Fracture non-union, bone loss, joint instability, and infection may complicate treatment of periprosthetic fractures about a total knee.
In addition, many of these patients are elderly and may have multiple comorbidities which may complicate or preclude extensive reconstructions.
With careful consideration of patient needs, different salvage options exist.
2. Salvage techniques
If healing of a periprosthetic fracture has failed, and revision arthroplasty is precluded, knee arthrodesis or above knee amputation may be considered.
If infection is adequately treated or ruled out as a cause for complication, knee arthrodesis can be achieved. In the setting of minimal bone loss, the total knee replacement can be removed and intramedullary nail stabilization for arthrodesis can be used.

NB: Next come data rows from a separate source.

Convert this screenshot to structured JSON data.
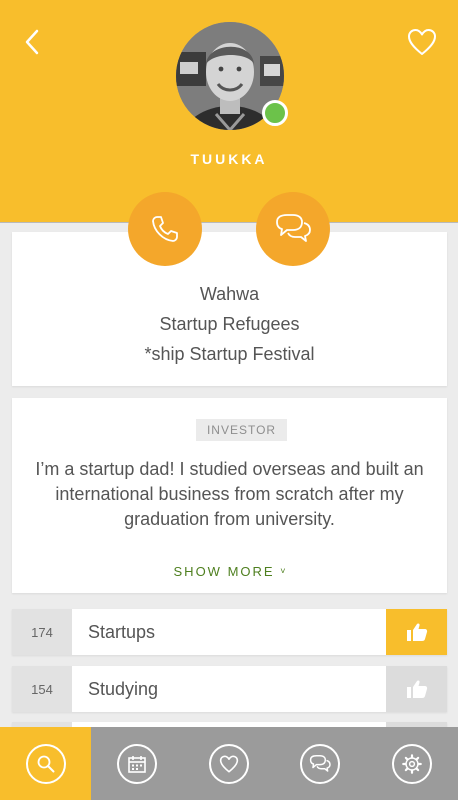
{
  "profile": {
    "name": "TUUKKA",
    "online": true,
    "avatar_icon": "person-photo"
  },
  "colors": {
    "accent": "#f8be2c",
    "accent_dark": "#f4a72b",
    "online": "#6cc24a",
    "link": "#4e7f1f",
    "tabbar": "#9b9b9b"
  },
  "header": {
    "back_icon": "chevron-left-icon",
    "favorite_icon": "heart-icon"
  },
  "actions": {
    "call_icon": "phone-icon",
    "chat_icon": "chat-bubbles-icon"
  },
  "companies": [
    "Wahwa",
    "Startup Refugees",
    "*ship Startup Festival"
  ],
  "bio": {
    "role": "INVESTOR",
    "text": "I’m a startup dad! I studied overseas and built an international business from scratch after my graduation from university.",
    "show_more": "SHOW MORE"
  },
  "interests": [
    {
      "count": "174",
      "label": "Startups",
      "liked": true
    },
    {
      "count": "154",
      "label": "Studying",
      "liked": false
    },
    {
      "count": "",
      "label": "",
      "liked": false
    }
  ],
  "tabbar": {
    "items": [
      {
        "icon": "search-icon",
        "active": true
      },
      {
        "icon": "calendar-icon",
        "active": false
      },
      {
        "icon": "heart-icon",
        "active": false
      },
      {
        "icon": "chat-icon",
        "active": false
      },
      {
        "icon": "gear-icon",
        "active": false
      }
    ]
  }
}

If there is extensive bone loss, the risks and benefits of staged management must be considered. This can be done by:
Acute shortening followed by lengthening after healing of the arthrodesis site.
A Masquelet procedure performed with staged bone grafting of the defect.
A modular metallic intramedullary device for bone loss
Shoe-lift for improved ambulation
In the setting of active infection, key components and treatment include infection control and soft tissue coverage. Arthrodesis can usually be achieved utilizing a multiplanar external fixator.
Patients who have undergone knee arthrodesis can function well. The affected limb is shortened to aid in ambulation during the swing phase of gait.
Above knee amputation
Where limb salvage efforts failed, in the form of non-union, infection, instability, or pain, a patient may consider above knee amputation. This may also be the treatment of choice for medically comorbid patients.
This procedure can be extremely complicated in patients who have undergone multiple surgeries on the limb, particularly if the patient has a revision total knee, distal femur stem in place. Consideration must be given to removal of a potentially ingrown device, and avoidance of intraoperative fracture of the femur. In addition, neovascularization can make blood loss difficult to control, and the length of the shortened extremity can preclude the use of a tourniquet. In this setting, use of intraoperative intravascular balloon tamponade of the external iliac artery may be considered.
Outcome of above knee amputations can be quite variable. Events technique including adductor myodesis and targeted muscle innervation can be employed to improve outcome. Many elderly patients do not utilize a prosthesis and become dependent as a result of this intervention. Younger patients with less medical comorbidities are more likely to benefit from prosthetic fitting and training.
Future consideration of osseous integration prosthesis may dictate the type of above knee amputation performed.